Okay, that makes sense, but what about this "premultiplying the alpha" thing? That one sounds kind of mysterious, doesn't it? As mentioned in the previous section, the iPhone's vRAM has no alpha component, so if we're going to ignore that component, we still need to take it into account somehow. Remember that PNG Images that have been optimized for the iPhone are stored as four values, representing the Blue, Green, Red, and Alpha components (in that order). Although it's called a "component", Alpha isn't really a color component at all. It's more like a modifier that acts on the other three values, and it represents how much of whatever is beneath the color will show through. So, a color that looked like this:

B:1.0
G:0.0
R:0.0
A:0.5

Would represent the color blue, but at 50% opacity. In order for the computer to use the alpha component, it has to multiply the alpha times the other three components (and possibly by other values) before putting them into video memory. This multiplication process is more computationally expensive than just copying the value into video memory. So, Xcode also premultiplies the alpha by the three components and stores the multiplied value. As a result, the color above would look like this after the Copy Files Build Phase:

B:0.5
G:0.0
R:0.0
A:0.5

Notice that the Blue component in this new pixel is equal to the Blue component of the previous version multiplied by the alpha. The result of this premultiplication, is that the alpha component can be ignored when loading the image into memory and the image can then be blitted directly to video memory without having to do the expensive floating-point multiplications to calculate the alpha. Well, at least, sometimes. This pixel is what the pixel would look like when drawn over white.
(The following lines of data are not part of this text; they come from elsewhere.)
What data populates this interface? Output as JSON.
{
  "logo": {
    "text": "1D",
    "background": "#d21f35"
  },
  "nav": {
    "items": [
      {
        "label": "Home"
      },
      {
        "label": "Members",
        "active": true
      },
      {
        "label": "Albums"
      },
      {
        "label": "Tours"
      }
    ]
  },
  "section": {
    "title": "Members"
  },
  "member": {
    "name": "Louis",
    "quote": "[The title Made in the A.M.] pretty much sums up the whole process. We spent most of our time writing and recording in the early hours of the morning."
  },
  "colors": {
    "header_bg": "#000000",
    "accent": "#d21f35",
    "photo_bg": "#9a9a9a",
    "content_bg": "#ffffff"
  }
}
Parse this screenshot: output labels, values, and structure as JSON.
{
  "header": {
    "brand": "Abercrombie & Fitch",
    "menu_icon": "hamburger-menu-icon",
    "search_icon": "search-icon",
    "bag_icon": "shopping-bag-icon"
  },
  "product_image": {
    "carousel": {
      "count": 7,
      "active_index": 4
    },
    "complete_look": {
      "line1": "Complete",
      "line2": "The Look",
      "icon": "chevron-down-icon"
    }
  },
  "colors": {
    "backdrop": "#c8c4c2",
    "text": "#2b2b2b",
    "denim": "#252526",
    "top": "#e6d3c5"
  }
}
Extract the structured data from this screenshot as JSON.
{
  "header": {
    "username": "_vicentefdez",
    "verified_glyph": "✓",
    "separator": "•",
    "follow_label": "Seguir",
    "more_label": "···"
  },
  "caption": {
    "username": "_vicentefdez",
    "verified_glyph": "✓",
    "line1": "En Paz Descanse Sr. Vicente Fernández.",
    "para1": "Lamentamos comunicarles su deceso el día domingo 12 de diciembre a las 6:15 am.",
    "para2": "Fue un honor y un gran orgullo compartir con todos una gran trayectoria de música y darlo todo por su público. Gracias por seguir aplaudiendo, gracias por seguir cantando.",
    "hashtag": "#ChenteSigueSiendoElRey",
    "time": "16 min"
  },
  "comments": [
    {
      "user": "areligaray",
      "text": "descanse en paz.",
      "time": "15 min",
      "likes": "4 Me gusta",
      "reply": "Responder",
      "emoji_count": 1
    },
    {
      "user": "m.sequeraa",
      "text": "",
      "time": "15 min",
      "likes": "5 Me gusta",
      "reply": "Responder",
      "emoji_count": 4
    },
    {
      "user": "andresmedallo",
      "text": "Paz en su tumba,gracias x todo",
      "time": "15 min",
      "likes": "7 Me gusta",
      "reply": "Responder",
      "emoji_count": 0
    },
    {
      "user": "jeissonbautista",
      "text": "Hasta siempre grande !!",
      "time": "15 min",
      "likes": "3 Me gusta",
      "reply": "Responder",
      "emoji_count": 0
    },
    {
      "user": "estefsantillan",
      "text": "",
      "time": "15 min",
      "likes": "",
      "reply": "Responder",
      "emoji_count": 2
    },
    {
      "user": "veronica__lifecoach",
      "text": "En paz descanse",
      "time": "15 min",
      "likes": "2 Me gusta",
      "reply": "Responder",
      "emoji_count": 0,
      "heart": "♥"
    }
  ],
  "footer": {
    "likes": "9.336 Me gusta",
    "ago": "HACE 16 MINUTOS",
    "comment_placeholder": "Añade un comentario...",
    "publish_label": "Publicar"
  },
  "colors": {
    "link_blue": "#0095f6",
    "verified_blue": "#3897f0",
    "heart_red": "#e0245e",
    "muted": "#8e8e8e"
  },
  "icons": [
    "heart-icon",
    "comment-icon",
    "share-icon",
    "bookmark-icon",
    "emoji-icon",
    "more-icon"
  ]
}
So, what happens if there's a color beneath that needs to show through? This is where things can get a little confusing. If your application is drawing the image on top of something else, or if you're using the alpha channel in the image as a mask, then the iPhone can't use this optimization. It has to do the alpha calculations (which is why the alpha channel is left intact in the pre-multiplication process), the the byte-swapping still offers some improvement. For the most part, you don't have to worry about this - it all happens under the hood. The thing you should take away from it though, is that you can help your iPhone know when it is safe to use the optimization. The way to do that is to make sure you check the "opaque" checkbox in Interface Builder for your image views, or other views that contain images, or set the opaque property of your UIImageView to YES in code. This tells the iPhone that it's safe to do the faster blit operation and ignore the alpha channel because nothing below shows through an opaque object and there's no need to do any expensive floating point alpha calculations for that object. Of course, if you are using the alpha channel in your image, or if you are doing complex image compositions in your app at run-time, you shouldn't make the view opaque. But, if you're just displaying an image in an UIImageView, checking that opaque checkbox is a really, really good idea.

An awful lot of the time, PNG images have 1.0 for the Alpha value in every pixel. As a result, more often than not, program runs faster and use less memory because of the PNG "optimizations" done by Xcode.

What happens when you use different file types


When you use any other file type (or if you load a non-optimized PNG files), your iPhone has to do the byte-swapping and alpha premultiplication at load-time (and possibly re-do the alpha multiplication at display time). Your application basically has to do the same processing that Xcode does, but it's doing it at run-time instead of at build-time. This is going to cost you both in terms of processor cycles and memory overhead. One of the reasons why Mobile Safari is the biggest memory hog of the built-in iPhone applications is because the images it has to load in order to display web-pages are all non-optimized images, mostly JPEGs. Since JPEG is a compressed format, it has the added extra step of having to decompress the image into memory before it can do the premultiplication and byte-swapping.